Tristan Greene was a Special Assistant to the Assistant Director of Education for Finance and Administration, in the Arkansas Department of Education, from 1993 to 1999; also he was the Special Advisor/Redistricting Planner for the Arkansas Attorney General from 1993 to 2006. Between the years 1999 and 2008, he worked as a Special Assistant to the Commissioner of Education for the Arkansas Department of Education. Greene worked to provide information on social science research and conducted analyses on Arkansas education finance system. He worked with the Attorney General’s office on election matters that had to do with the Voting Rights Act of 1965, and provided redistricting support to Arkansas agencies. As of 2008, Greene is a Senior Consultant at Greene and Associates and gives expert witness testimony on area schools finance, education finance, desegregation, and voting rights.

This collection holds documents pertaining to the desegregation and funding structure of Arkansas schools in the case of Lake View School District No. 25 vs.

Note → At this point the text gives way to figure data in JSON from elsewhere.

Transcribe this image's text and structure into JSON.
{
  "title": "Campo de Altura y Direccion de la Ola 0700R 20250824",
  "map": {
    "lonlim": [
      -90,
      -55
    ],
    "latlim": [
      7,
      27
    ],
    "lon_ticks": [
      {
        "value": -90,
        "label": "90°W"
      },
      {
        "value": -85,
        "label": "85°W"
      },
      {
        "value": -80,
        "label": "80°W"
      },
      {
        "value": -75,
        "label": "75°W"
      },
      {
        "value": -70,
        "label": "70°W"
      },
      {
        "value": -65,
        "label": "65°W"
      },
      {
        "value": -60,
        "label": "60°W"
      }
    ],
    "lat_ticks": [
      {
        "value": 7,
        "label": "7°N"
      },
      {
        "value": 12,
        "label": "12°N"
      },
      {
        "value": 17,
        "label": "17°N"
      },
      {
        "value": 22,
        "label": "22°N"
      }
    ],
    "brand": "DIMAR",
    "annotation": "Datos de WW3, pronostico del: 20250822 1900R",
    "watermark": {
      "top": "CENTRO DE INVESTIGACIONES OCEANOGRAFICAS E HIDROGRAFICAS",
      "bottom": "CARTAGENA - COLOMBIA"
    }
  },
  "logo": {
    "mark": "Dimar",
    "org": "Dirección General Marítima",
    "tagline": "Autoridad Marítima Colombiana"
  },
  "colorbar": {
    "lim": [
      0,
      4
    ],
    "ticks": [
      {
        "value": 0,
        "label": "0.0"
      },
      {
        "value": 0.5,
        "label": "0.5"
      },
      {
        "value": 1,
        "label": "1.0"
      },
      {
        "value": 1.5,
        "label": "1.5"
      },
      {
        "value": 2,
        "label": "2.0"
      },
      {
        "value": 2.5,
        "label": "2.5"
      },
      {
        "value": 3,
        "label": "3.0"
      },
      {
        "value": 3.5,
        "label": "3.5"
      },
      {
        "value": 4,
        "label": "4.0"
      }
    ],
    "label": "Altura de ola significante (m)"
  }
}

Mike Huckabee, which lasted fifteen years. The main complaint was that the school funding system in Arkansas violated the Equal Protection and Education Clauses of the Arkansas Constitution and the Equal Protection Clauses of the Fourteenth Amendment of the United States Constitution. Schools received funding from three sources: local, state, and federal. In more affluent areas of Arkansas, the schools received a larger income than less affluent areas. The state and federal funding was supposed to balance the contributions, but more often than not failed to do so. This left some Arkansas schools with insufficient and inequitable funds. In 2002, the Supreme Court issued the opinion that funding for Lake View school district in Phillips County, Arkansas, was insufficient and unbalanced. In 2007, the special masters’ final report showed that funding for education in Arkansas met with constitutional requirements. In 2012, the Arkansas Supreme Court ruled 4-3 that school districts which receive funding that exceeds required levels may keep those additional funds.

This collection contains research on racial inequality, economic inequality, and school reform, as well as legal documents detailing lawsuits, district court documents, lawsuits filed, discovery depositions, chancery court transcripts, e-mails, witness interrogations, tax calculations, tax revenue analysis, financial information, newspaper clippings, and correspondence.